IVREA. Le ultime, sporadiche gocce di pioggia le abbiamo viste a Natale. L'eccezionalità che questo inizio di anno presenta nella situazione atmosferica sta creando ovunque non pochi problemi per i riflessi che ha sull'inquinamento dell'ambiente. I sindaci sono costretti, perciò, a ricorrere a misure eccezionali per tamponare una situazione che si sta facendo davvero critica. Neppure Ivrea, nonostante l'inviadibile posizione geografica, è risparmiata dall'emergenza.
Così domenica prossima, 27 febbraio nella città sarà limitata la circolazione dei veicoli. Questo provvedimento, assunto martedì scorso da Torino e da altri 15 Comuni della sua cintura, interessa anche Ivrea, dove purtroppo si è registrato un superamento dei valori limite e delle soglie di allarme degli inquinanti in atmosfera. Lo stop alla circolazione potrebbe essere anche esteso a domenica 6 e domenica 13 marzo. L'assessore Alberto Redolfi garantisce comunque che, se mai dovesse piovere, con conseguente diminuzione dei valori inquinanti il provvedimento sarà prontamente annullato.

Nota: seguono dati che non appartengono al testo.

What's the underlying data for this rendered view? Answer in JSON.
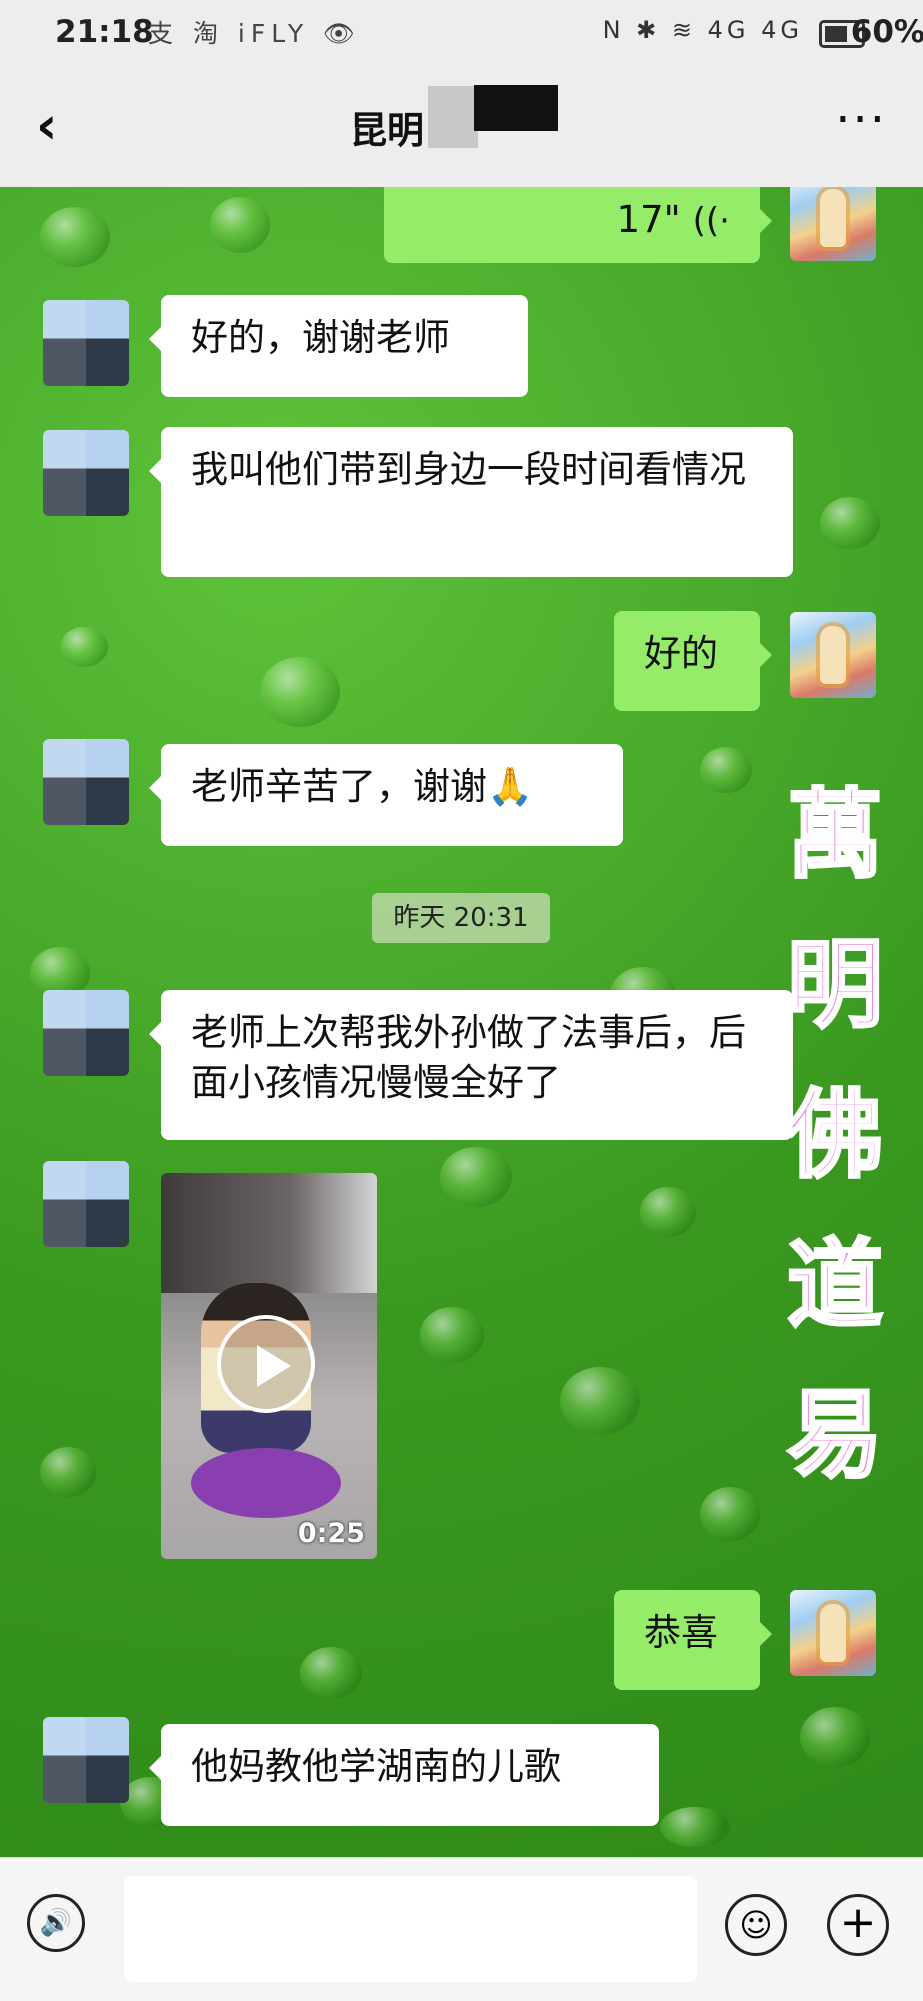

«Nel 2004 -spiega Redolfi - il parametro PM10 (polveri sottili) ha registrato anche ad Ivrea il valore limite di 50 microgrammi/metro cubo, come media giornaliera, superato, tra l'altro, per più di 35 volte, che è questo il numero di superamenti consentiti del valore minimo giornaliero per la protezione della salute umana, nella postazione di monitoraggio che si trova in corso Botta, vicino all'edicola di Porta Vercelli. Negli ultimi mesi poi la qualità dell'aria è peggiorata, soprattutto a causa dell'assenza di precipitazioni. Nel solo mese di gennaio il valore limite giornaliero è stato sforato per ben 21 giornate. Sono queste le ragioni per le quali si è deciso di limitare la circolazione dei veicoli. Il nostro obiettivo è però quello di cercare di far riflettere i residenti affinché cerchino di diminuire l'uso del mezzo proprio perché l'inquinamento non colpisce soltanto le grandi città».
Domenica dunque non si potrà circolare in auto, dalle ore 10 alle 18, nelle vie Garibaldi, Aldisio (limitatamente al tratto compreso fra il suo inizio e l'intersezione con il piazzale del Ghiaro), Gozzano, nei vicoli Borgetti, Giordano e San Grato, nei corsi Nigra e Cavour, in via Riva, nelle piazze Perrone e Ferrando, in corso Gallo e Botta, nelle vie Siccardi, Baratono, Piave, Cuniberti, Varmondo, in piazza Fillak e Castello, nelle vie Verna, Duomo, nei vicoli San Savino e San Nicola.
Nelle prossime settimane la stazione di rilevamento dei componenti dell'aria, da corso Botta sarà spostata in corso Massimo d'Azeglio, vicino alla scuola elementare. «Si è concordato con l'Azienda Regionale per la Protezione dell'Ambiente di collocare la stazione in un altro punto considerato più oggettivo. - puntualizza Redolfi -. Là dove si trova oggi è una zona della città ad alto transito veicolare e pertanto i rilevamenti non sono propriamente veritieri. La situazione a Ivrea è meno drammatica di tante altre località ma i dati in nostro possesso ci fanno dire che è giunta l'ora di riflettere sull'uso dell'automobile, per giungere a scelte che possano salvaguardare la salute dei residenti». (g.a.)